O “grande mérito do PS” nestes últimos meses, continua João Torres, “foi dizer: ‘se nós não conseguirmos mudar a Europa que temos pela frente, nós ainda assim conseguimos implementar uma política que difere daquela que tem sido implementada não apenas quanto ao grau, mas também quanto à natureza”, acabando “com a austeridade tal como a conhecemos”. E o PS consegue fazer isso “com as atuais regras europeias”, garante o socialista.

Agora, “isso significa que um primeiro-ministro deva desaproveitar todas e quaisquer as oportunidades para que Portugal possa ter mais tempo para pagar a sua dívida? Com certeza que não“. Mas essa “discussão sobre a dívida” deve ser relegada “para um segundo plano”, reforça o líder da JS.

Não o diz à partida, mas nas palavras tem escondida a receita traçada há muito por António Costa. O próximo governo tem de fazer uma “leitura inteligente das regras do Tratado Orçamental” e procurar uma política alternativa que garanta mais rendimentos para as família e respeite, simultaneamente, as metas traçadas pelos tratados europeus.

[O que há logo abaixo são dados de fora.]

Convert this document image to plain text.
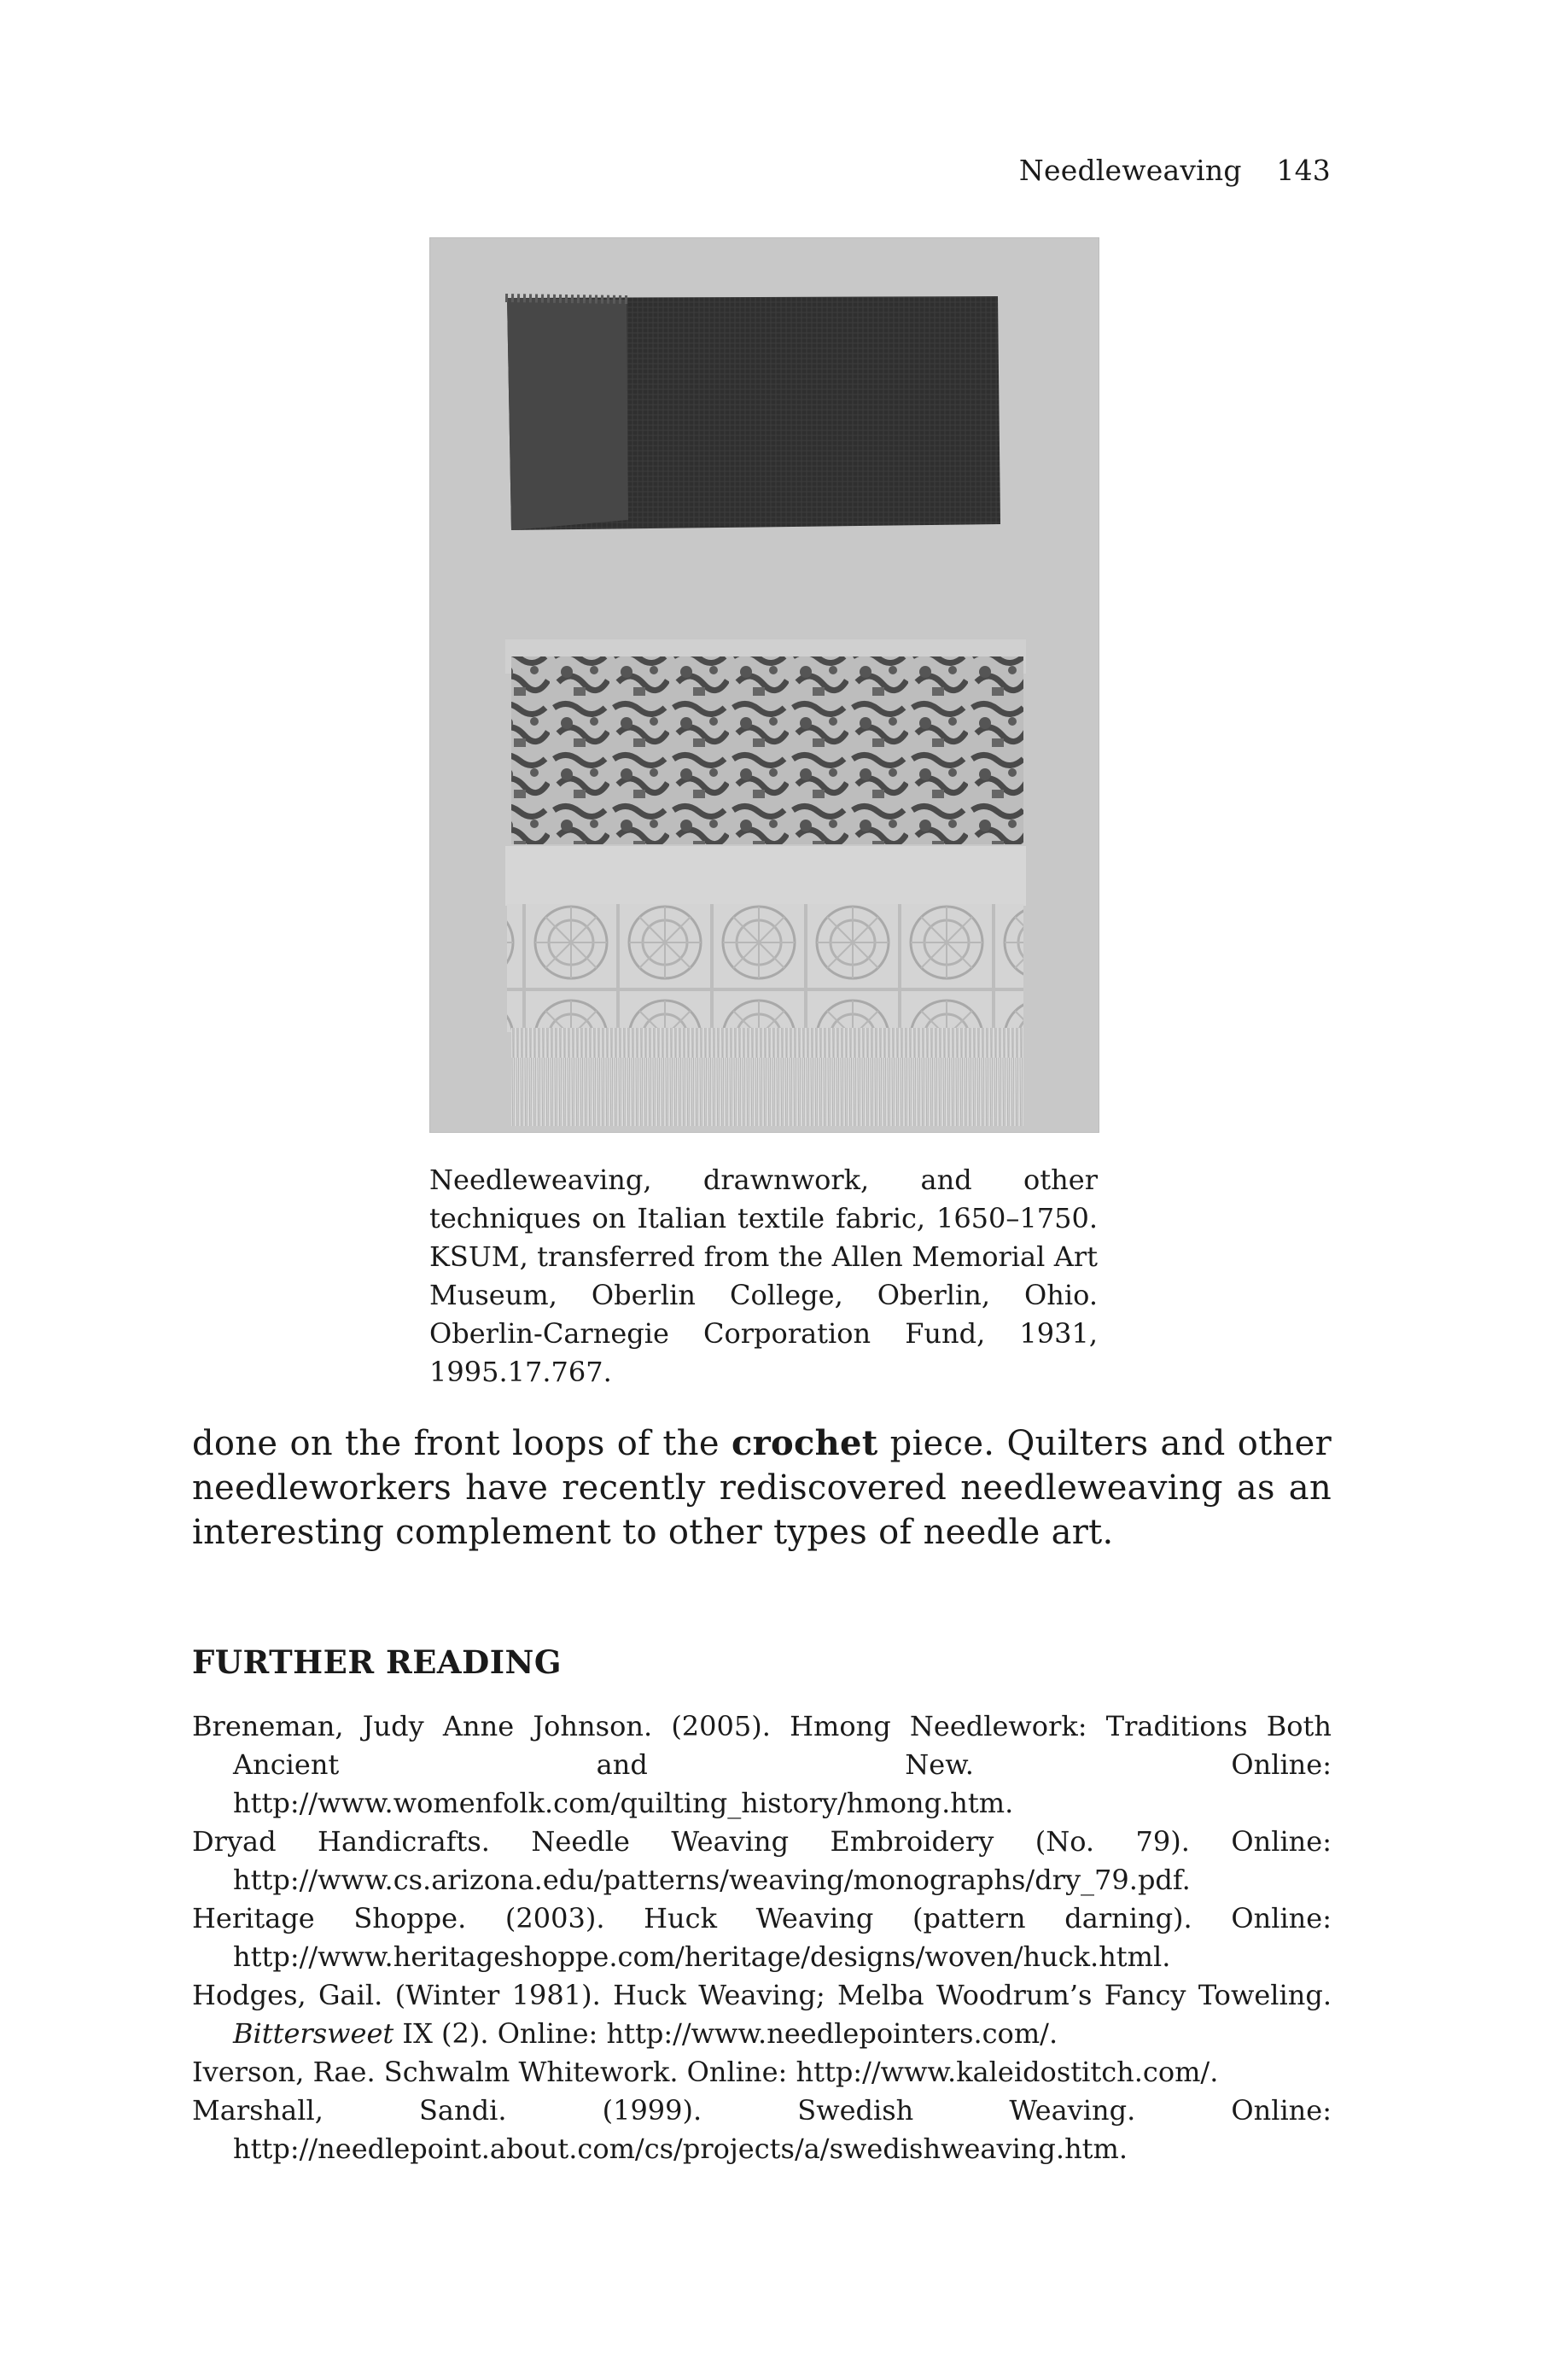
Needleweaving 143
Needleweaving, drawnwork, and other techniques on Italian textile fabric, 1650–1750. KSUM, transferred from the Allen Memorial Art Museum, Oberlin College, Oberlin, Ohio. Oberlin-Carnegie Corporation Fund, 1931, 1995.17.767.
done on the front loops of the crochet piece. Quilters and other needleworkers have recently rediscovered needleweaving as an interesting complement to other types of needle art.
FURTHER READING

Breneman, Judy Anne Johnson. (2005). Hmong Needlework: Traditions Both Ancient and New. Online: http://www.womenfolk.com/quilting_history/hmong.htm.

Dryad Handicrafts. Needle Weaving Embroidery (No. 79). Online: http://www.cs.arizona.edu/patterns/weaving/monographs/dry_79.pdf.

Heritage Shoppe. (2003). Huck Weaving (pattern darning). Online: http://www.heritageshoppe.com/heritage/designs/woven/huck.html.

Hodges, Gail. (Winter 1981). Huck Weaving; Melba Woodrum’s Fancy Toweling. Bittersweet IX (2). Online: http://www.needlepointers.com/.

Iverson, Rae. Schwalm Whitework. Online: http://www.kaleidostitch.com/.

Marshall, Sandi. (1999). Swedish Weaving. Online: http://needlepoint.about.com/cs/projects/a/swedishweaving.htm.
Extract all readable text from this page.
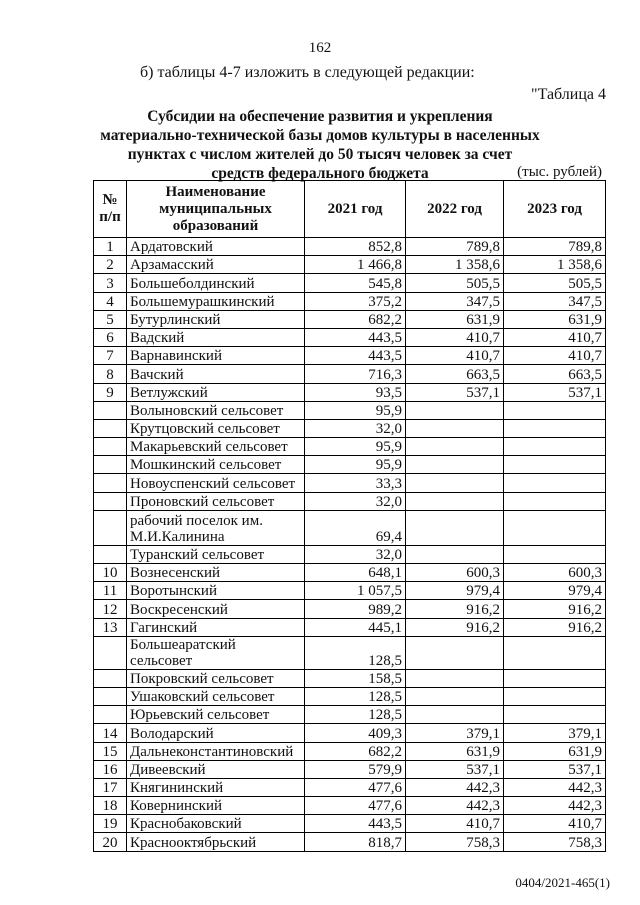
162
б) таблицы 4-7 изложить в следующей редакции:
"Таблица 4
Субсидии на обеспечение развития и укрепления материально-технической базы домов культуры в населенных пунктах с числом жителей до 50 тысяч человек за счет средств федерального бюджета	(тыс. рублей)
№ п/п	Наименование муниципальных образований	2021 год	2022 год	2023 год
1	Ардатовский	852,8	789,8	789,8
2	Арзамасский	1 466,8	1 358,6	1 358,6
3	Большеболдинский	545,8	505,5	505,5
4	Большемурашкинский	375,2	347,5	347,5
5	Бутурлинский	682,2	631,9	631,9
6	Вадский	443,5	410,7	410,7
7	Варнавинский	443,5	410,7	410,7
8	Вачский	716,3	663,5	663,5
9	Ветлужский	93,5	537,1	537,1
	Волыновский сельсовет	95,9		
	Крутцовский сельсовет	32,0		
	Макарьевский сельсовет	95,9		
	Мошкинский сельсовет	95,9		
	Новоуспенский сельсовет	33,3		
	Проновский сельсовет	32,0		
	рабочий поселок им. М.И.Калинина	69,4		
	Туранский сельсовет	32,0		
10	Вознесенский	648,1	600,3	600,3
11	Воротынский	1 057,5	979,4	979,4
12	Воскресенский	989,2	916,2	916,2
13	Гагинский	445,1	916,2	916,2
	Большеаратский сельсовет	128,5		
	Покровский сельсовет	158,5		
	Ушаковский сельсовет	128,5		
	Юрьевский сельсовет	128,5		
14	Володарский	409,3	379,1	379,1
15	Дальнеконстантиновский	682,2	631,9	631,9
16	Дивеевский	579,9	537,1	537,1
17	Княгининский	477,6	442,3	442,3
18	Ковернинский	477,6	442,3	442,3
19	Краснобаковский	443,5	410,7	410,7
20	Краснооктябрьский	818,7	758,3	758,3
0404/2021-465(1)
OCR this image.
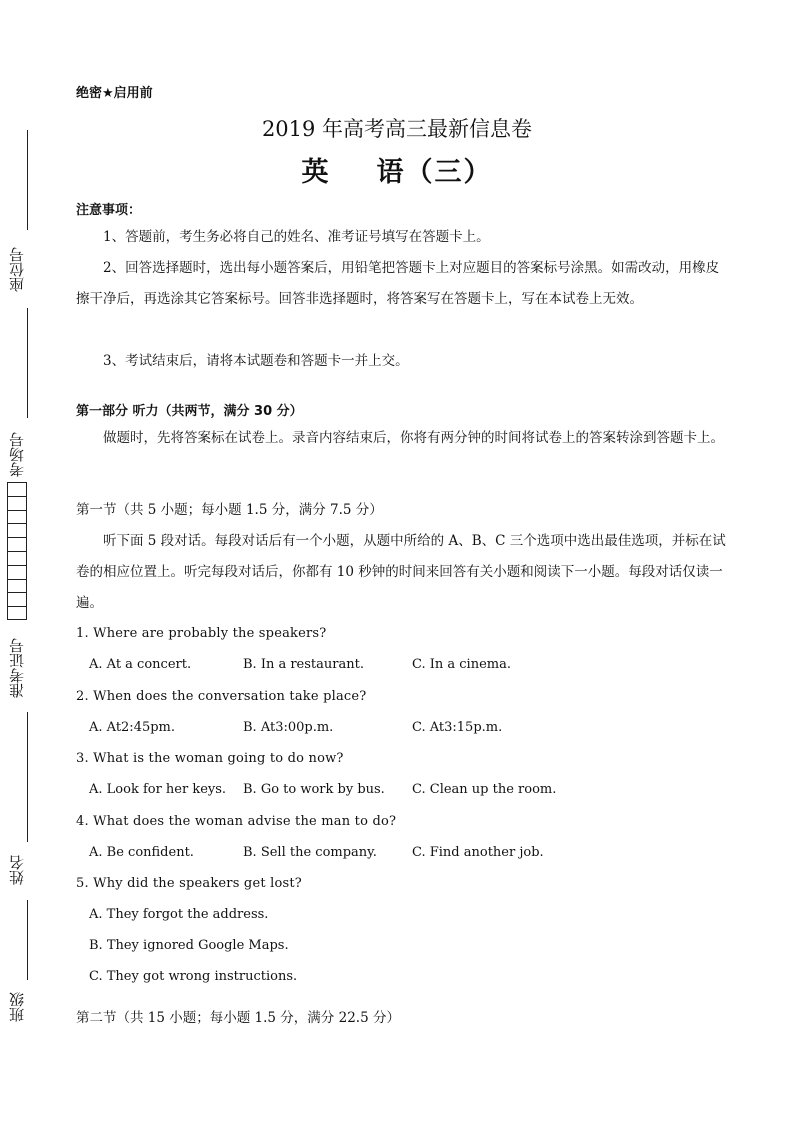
座位号
考场号
准考证号
姓名
班级
绝密★启用前
2019 年高考高三最新信息卷
英 语（三）
注意事项：
1、答题前，考生务必将自己的姓名、准考证号填写在答题卡上。
2、回答选择题时，选出每小题答案后，用铅笔把答题卡上对应题目的答案标号涂黑。如需改动，用橡皮擦干净后，再选涂其它答案标号。回答非选择题时，将答案写在答题卡上，写在本试卷上无效。
3、考试结束后，请将本试题卷和答题卡一并上交。
第一部分 听力（共两节，满分 30 分）
做题时，先将答案标在试卷上。录音内容结束后，你将有两分钟的时间将试卷上的答案转涂到答题卡上。
第一节（共 5 小题；每小题 1.5 分，满分 7.5 分）
听下面 5 段对话。每段对话后有一个小题，从题中所给的 A、B、C 三个选项中选出最佳选项，并标在试卷的相应位置上。听完每段对话后，你都有 10 秒钟的时间来回答有关小题和阅读下一小题。每段对话仅读一遍。
1. Where are probably the speakers?
A. At a concert.	B. In a restaurant.	C. In a cinema.
2. When does the conversation take place?
A. At2:45pm.	B. At3:00p.m.	C. At3:15p.m.
3. What is the woman going to do now?
A. Look for her keys. B. Go to work by bus. C. Clean up the room.
4. What does the woman advise the man to do?
A. Be confident.	B. Sell the company.	C. Find another job.
5. Why did the speakers get lost?
A. They forgot the address.
B. They ignored Google Maps.
C. They got wrong instructions.
第二节（共 15 小题；每小题 1.5 分，满分 22.5 分）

Conseguirá o PS ser bem-sucedido num campo de batalha onde o Syriza não conseguiu, apesar do braço-de-ferro mantido ao longo de vários meses? Num campo de batalha onde, ainda antes dos gregos, já os franceses liderados pela grande esperança dos socialistas europeus, François Hollande, já tinham caído? Não há risco de a alternativa socialista cair no saco da hollandização? De todo, responde João Torres.”[O Presidente francês] foi uma grande deceção para todos os socialistas. [Mas], António Costa dá-me garantia de não ser hollandizável“.

Hollande acabou por salvar a face ao desempenhar um papel fundamental nas negociações do derradeiro acordo entre gregos e credores, continua o socialista. Mas foi um acordo duro para Atenas, reconhece. Apesar da austeridade aplicada na Grécia ser prova de que essa receita “não tem qualquer racional”, foi “a solução possível” para que os gregos “não saíssem da Zona Euro”, assume.

No futuro, é preciso unir esforços “para tornar o Euro uma moeda mais democrática”. Para já, a curto prazo, há que aproveitar a “margem muito mínima” que existe para “fazer uma leitura inteligente do Tratado Orçamental”. Uma margem que, diz, “não dá muito ânimo em relação ao futuro”. Nesse sentido, não deve ser esse o fio condutor da campanha socialista.

Não me parece que seja sensato fazer uma luta desenfreada ou uma campanha eleitoral com base numa promessa que não se pode cumprir, porque não depende apenas da nossa vontade, não é a estratégia mais visada. E acho que o PS percebeu isso e bem”, conclui.

A 4 de outubro, nas eleições legislativos, vão a jogo “aquilo que este Governo foi capaz de fazer” e aquilo que o PS se compromete a fazer em alternativa. Essa é a primeira batalha socialista. A seguinte, as presidenciais, chegará mais tarde. Sobra, por isso, pouco espaço para discutir quem deve apoiar o PS na corrida a Belém.

Para João Torres, no entanto, tudo “seria muito mais simples se António Guterres se decidisse candidatar. Nunca escondi que era ele a minha única primeira opção“. O Alto Comissário das Nações Unidas para os Refugiados parece, no entanto, irredutível na sua decisão de não entrar na corrida a Belém. Por isso, o líder da JS aponta: “Acho que o PS deverá, a seu tempo, apoiar o candidato António Sampaio da Nóvoa“.

A sua escolha, pelo menos, já está feita. “Tenho o maior respeito pessoal e político pela Maria de Belém. [Mas], acho que Sampaio da Nóvoa é representativo da generalidade do pensamento da esquerda democrática. Tem um percurso cívico muito interessante, um percurso académico por demais respeitado e que me dá a garantia de que não será a caixa-de-ressonância de nenhum governo”.

Mas nem todos os socialistas concordam com esta leitura. Torres reconhece e admite a diferença de opiniões, mas, no final, deixa uma mensagem, em jeito de aviso. “O que sei é que as últimas eleições presidenciais deixaram uma mensagem muito clara ao partido: talvez não seja muito avisado o PS dividir em diferentes candidaturas presidenciais”.